Il ne reste que quelques minutes à jouer à Goodison Park quand le ballon arrive dans les pieds de Joshua King, en pleine surface. D’une petite roulette, l’attaquant de Watford efface Michael Keane pour crucifier Jordan Pickford et s’offrir un triplé face à un club dans lequel il a passé six mois sans parvenir à s’imposer, la saison dernière. L’occasion pour celui qui évolue désormais sous ses septièmes couleurs différentes outre-Manche de laisser exploser sa joie en dévoilant les nombreux tatouages qui recouvrent une large partie de son épiderme. Là apparaissent Martin Luther King, Rosa Parks, Nelson Mandela, Bob Marley… « J’en ai un de Muhammad Ali aussi, énumérait-il dans une interview au Guardian en 2019. Ce sont simplement des personnes qui sont des héros pour nous. Il y a beaucoup de racisme dans le football ces derniers temps et je ne peux pas le comprendre. »
Asthme, Gambie et dodo dans la voiture familiale
Un engagement de longue date qu’il doit beaucoup à son propre parcours, lui le fils d’un immigré gambien arrivé en Norvège quelques années avant sa naissance.

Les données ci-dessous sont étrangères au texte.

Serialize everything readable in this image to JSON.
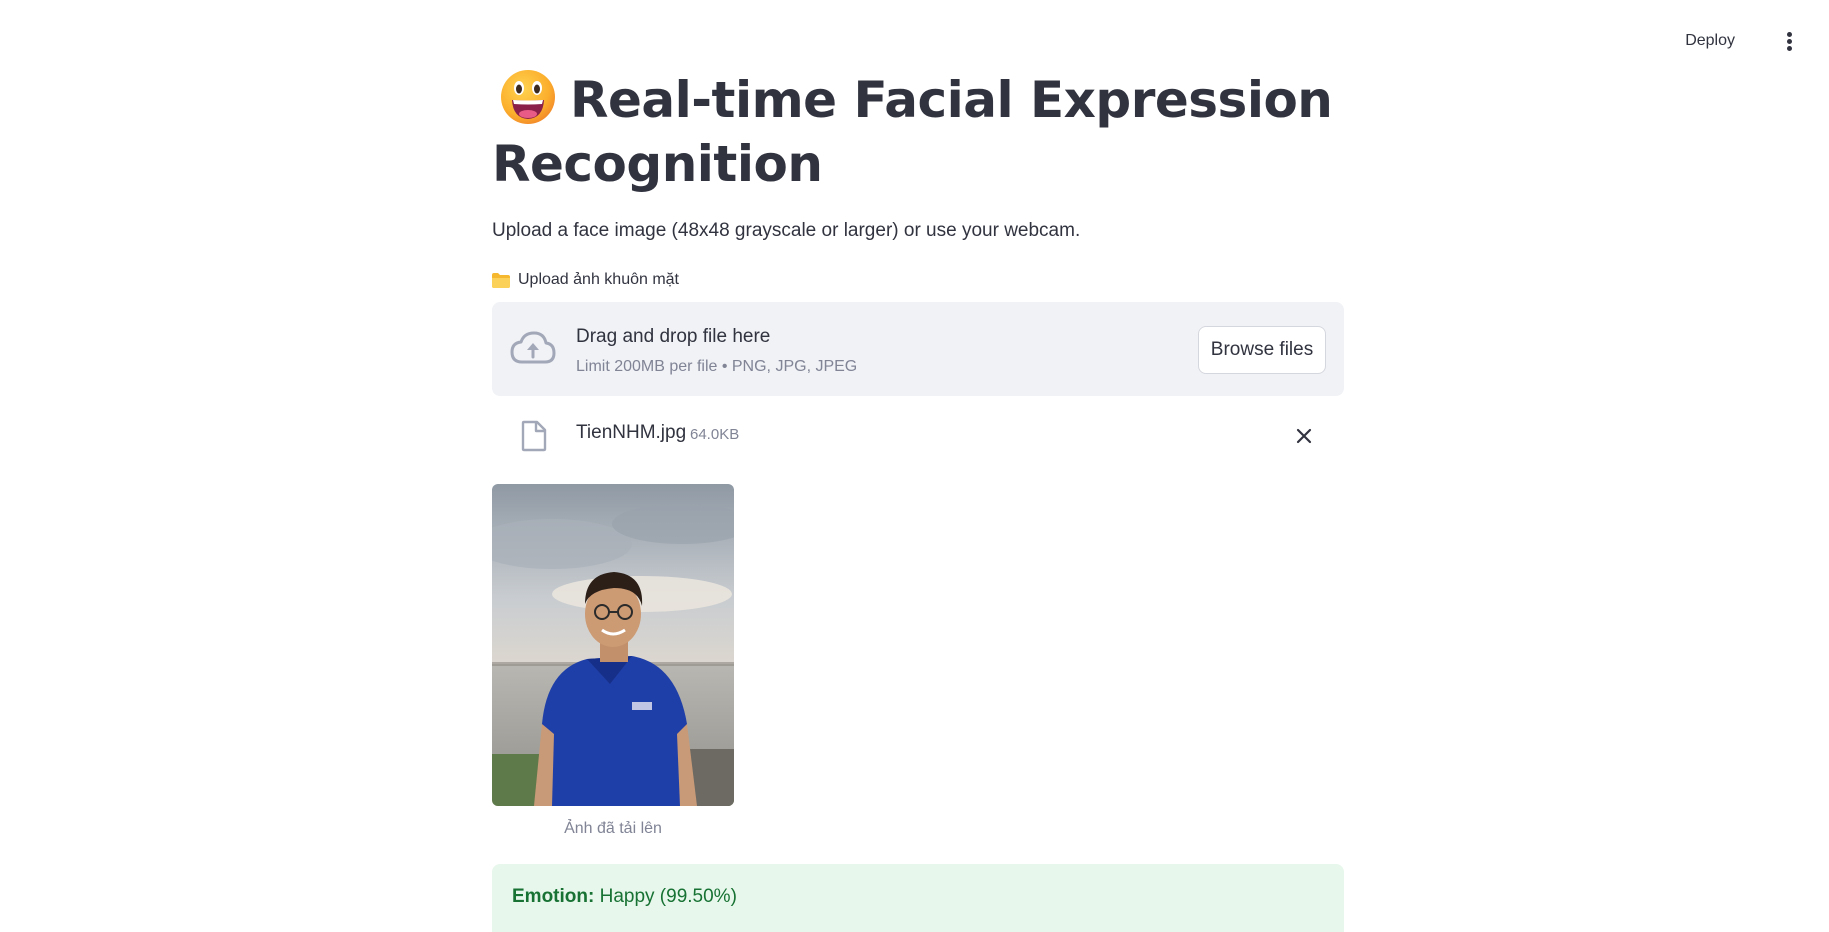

Passionné de football, Joshua King grandit dans le quartier de Romsås à Oslo tout en s’illustrant sur les terrains du coin, malgré de violentes crises d’asthme contre lesquelles il doit se battre tout au long de son enfance. Son père, Chuku King, l’emmène partout disputer des tournois, quitte à perdre des jours de travail et dormir dans la voiture familiale.
Un paternel qui tient également à l’emmener chaque année en Gambie pour lui faire rencontrer sa famille. Des voyages fondateurs pour le jeune homme. « On se dit : « Comment peux-tu te plaindre de ce qu’on a en Norvège ? » Mon père voulait que je comprenne ce que j’ai chez moi et que je ne le prenne pas pour acquis, dira-t-il des années plus tard au Guardian. C’est ma famille, c’est d’où je viens. Parce que quand vous êtes né en Norvège, tout est génial. C’est probablement l’un des meilleurs endroits pour grandir en tant qu’enfant. »
Un pays dans lequel il fait ses première classes de futur footballeur dans le club de Vålerenga, où Ole Gunnar Solskjær le repère et lui permet d’intégrer l’académie de Manchester United. Le tour de Grande-Bretagne de celui qui compte désormais 56 sélections avec la Norvège peut commencer. Incapable de s’imposer chez les Red Devils (deux matchs officiels avec l’équipe première), le bonhomme décide en janvier 2013 de voler de ses propres ailes en rejoignant Blackburn, avec la bénédiction de Sir Alex Ferguson : « Il est très rapide, il a un excellent physique et il devrait avoir une bonne carrière. » Désormais installé à Watford, le papa poule se plaît à transmettre à son tour ses valeurs à son fils, Noah « en l’emmenant en Afrique et en veillant à ce qu’il sache que ce pour quoi je me suis battu pour ma famille, et que j’essaie encore d’obtenir, n’est pas facile. Pour l’avoir, il faut travailler dur et j’espère qu’il grandira et deviendra un grand homme. »
À fleur de peau
Peut-être aussi grand que les multiples personnalités dessinées sur le corps de son père ? « J’ai aussi Rosa Parks, la première fois qu’elle a été autorisée à s’asseoir à l’avant du bus, lorsqu’ils ont dérogé à cette règle pour laquelle elle s’est battue. Et au-dessus de cela, il y a la fois où elle n’a pas voulu bouger et où elle a été mise en prison, révèle-t-il encore. Ce sont des héros qui se sont battus pour que tout le monde soit égal. C’est une grande pièce dont je suis très fier. »
Un combat contre le racisme qu’il mène dans tous les instants de sa vie de footballeur. Et surtout après le décès de George Floyd à Minneapolis en mai 2020 aux mains de la police américaine. Un drame qui avait provoqué une onde de choc dans le football anglais, et notamment du côté de Bournemouth, où évolue alors Joshua King. Dans la foulée, ce dernier convainc ses coéquipiers de réaliser une vidéo pour dénoncer les discriminations. « En tant que club, nous sommes très attachés à ces questions. Kingy était la force motrice de tout ça, affirme alors Steve Cook en conférence de presse. Il a tout écrit lui-même. Les mots que nous avons utilisés étaient extrêmement puissants. Je pense que c’est vraiment bien que Kingy ait eu cette idée lui-même et l’ait transmise aux gars.(…)Si dans le football, nous pouvons avoir une influence et essayer d’éduquer les gens et les joueurs à ce sujet, cela ne peut que contribuer à améliorer les choses. » Deux ans plus tard, Joshua King continue son œuvre partout où il passe. Comme un roi. Et en plantant des triplés contre Everton.